Her first ability gives all elemental spells you cast from your hand evoke 4, meaning you can pay four colorless mana to cast an elemental, and then it’s sacrificed after it hits the board. Then, whenever you sacrifice a nontoken elemental, you can create a copy of it with haste. You then sacrifice that copy at the end of the turn unless you pay one of each mana, for a total of five. The strategy here is to double up on the ETB and sacrifice bonuses of your other elemental creatures, but as some Magic players quickly noticed, Ashling is actually even more powerful than that — at least the way the card is currently phrased.
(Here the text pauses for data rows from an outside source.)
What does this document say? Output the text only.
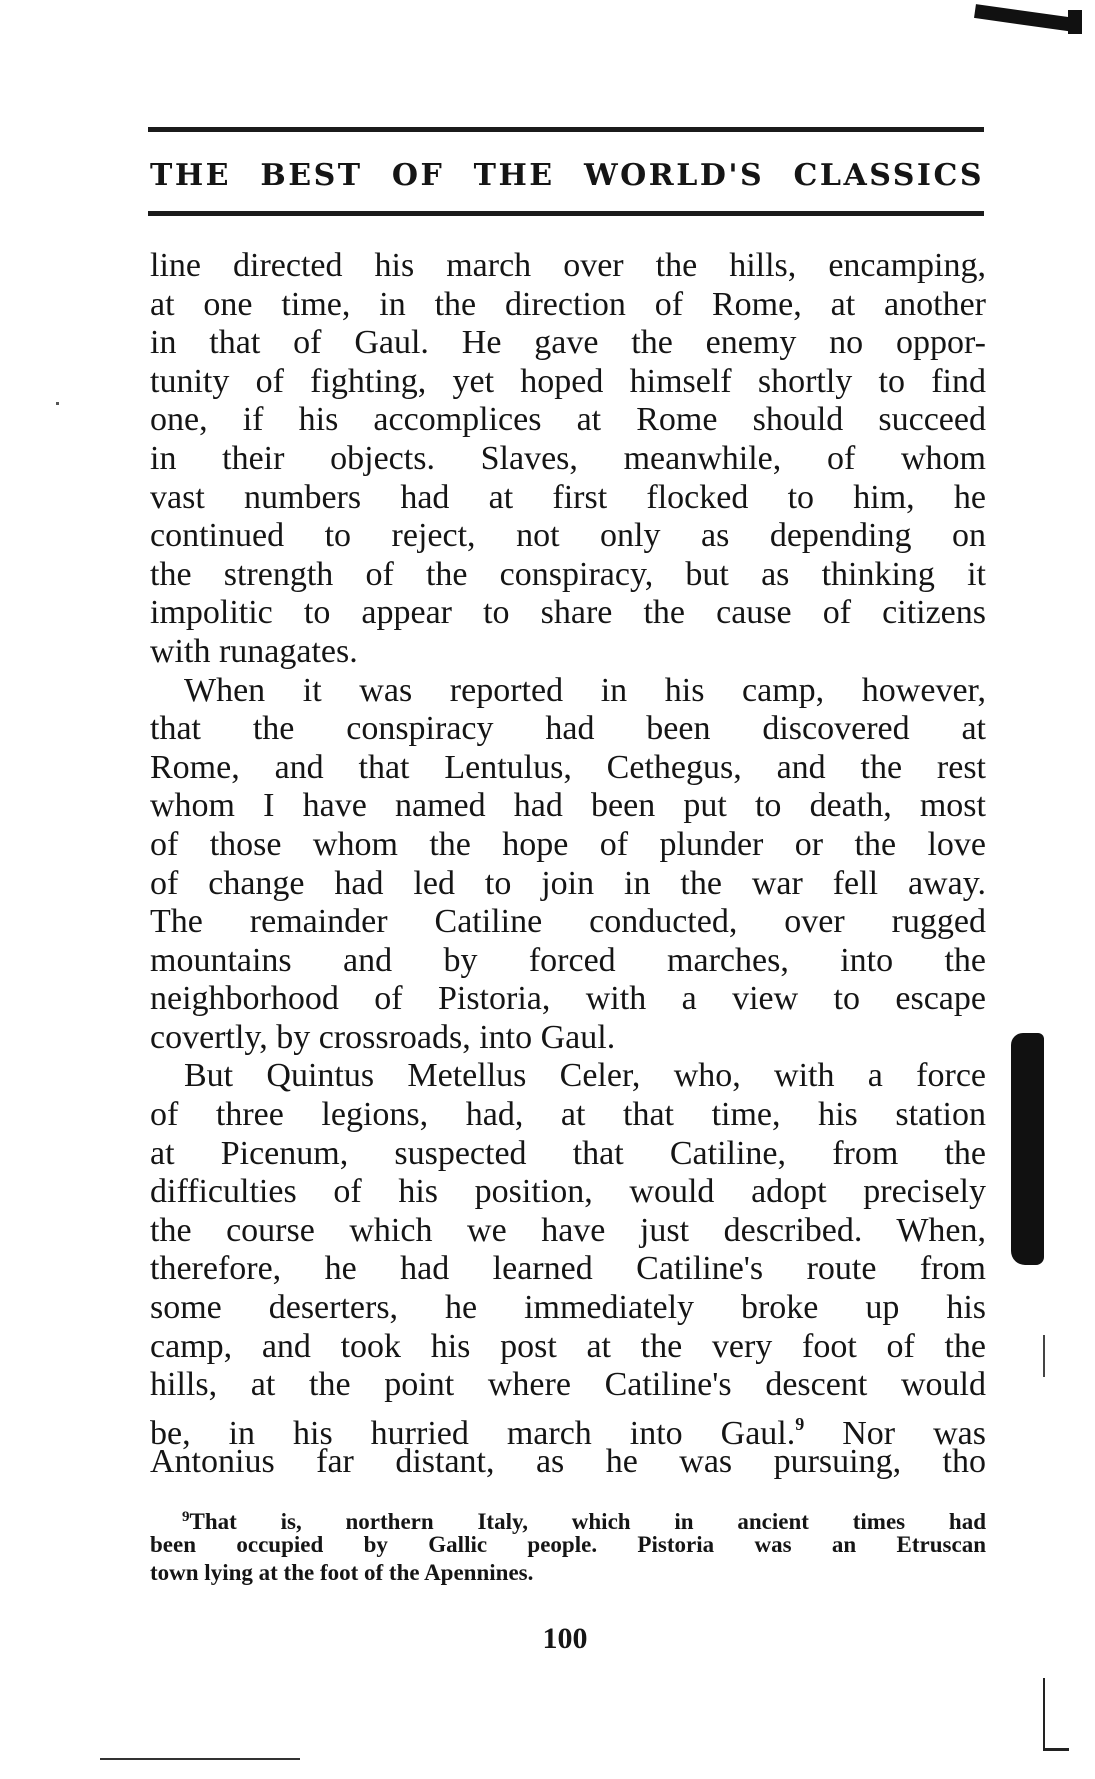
THE BEST OF THE WORLD'S CLASSICS
line directed his march over the hills, encamping,
at one time, in the direction of Rome, at another
in that of Gaul. He gave the enemy no oppor-
tunity of fighting, yet hoped himself shortly to find
one, if his accomplices at Rome should succeed
in their objects. Slaves, meanwhile, of whom
vast numbers had at first flocked to him, he
continued to reject, not only as depending on
the strength of the conspiracy, but as thinking it
impolitic to appear to share the cause of citizens
with runagates.
When it was reported in his camp, however,
that the conspiracy had been discovered at
Rome, and that Lentulus, Cethegus, and the rest
whom I have named had been put to death, most
of those whom the hope of plunder or the love
of change had led to join in the war fell away.
The remainder Catiline conducted, over rugged
mountains and by forced marches, into the
neighborhood of Pistoria, with a view to escape
covertly, by crossroads, into Gaul.
But Quintus Metellus Celer, who, with a force
of three legions, had, at that time, his station
at Picenum, suspected that Catiline, from the
difficulties of his position, would adopt precisely
the course which we have just described. When,
therefore, he had learned Catiline's route from
some deserters, he immediately broke up his
camp, and took his post at the very foot of the
hills, at the point where Catiline's descent would
be, in his hurried march into Gaul.$^9$ Nor was
Antonius far distant, as he was pursuing, tho
$^9$That is, northern Italy, which in ancient times had
been occupied by Gallic people. Pistoria was an Etruscan
town lying at the foot of the Apennines.
100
Ashling, the Limitless leads one of the best Commander decks that Wizards of the Coast has designed in quite some time.
Image: Wizards of the Coast

The issue is that the kindred mechanic has returned in Lorwyn Eclipsed, giving creature types to certain noncreature cards. In other words, the set includes non-creature spells that are technically still elementals. That makes it theoretically possible to cast a kindred instant that’s also an elemental with Ashling’s evoke. But what exactly would happen? Instants don’t technically “enter” the battlefield, so they can’t be sacrificed. Therefore, Ashling’s second ability wouldn’t trigger. What gets tricky is that official rules for evoke do specify that the card in question has to be a permanent, essentially implying that it has to be a creature. But I’m sure at plenty of casual tables, players might think you’d be able to cast an instant with kindred and elemental on it and then copy that spell, which would theoretically lead to some pretty devastating combos.

Replying to a post on Bluesky asking about this specific interaction, Wizards of the Coast principal editor Matt Tabak confirmed that “Ashling is getting an update to its wording to function only with Elemental permanent spells.” So before the set’s even been released, the face card for a preconstructed Commander deck is getting errata (official changes to text on cards in Magic-speak).

As a mechanic, evoke has always been tied specifically to permanents because it only meaningfully resolves once that permanent lands on the battlefield and is sacrificed at the end of the turn. That’s been the case with every evoke card since Lorwyn first introduced the mechanic in 2007. This new situation highlights one of the reasons why Wizards of the Coast’s Research & Design team stopped using kindred (formerly called tribal) altogether. 2010’s Rise of the Eldrazi was the last standard-legal set to feature the mechanic — until now. When asked about kindred on his blog in the past, Magic head designer Mark Rosewater called it “horribly inconsistent” and “problematic everywhere” because it results in a “lot of extra words with very little use.” Turns out he was right.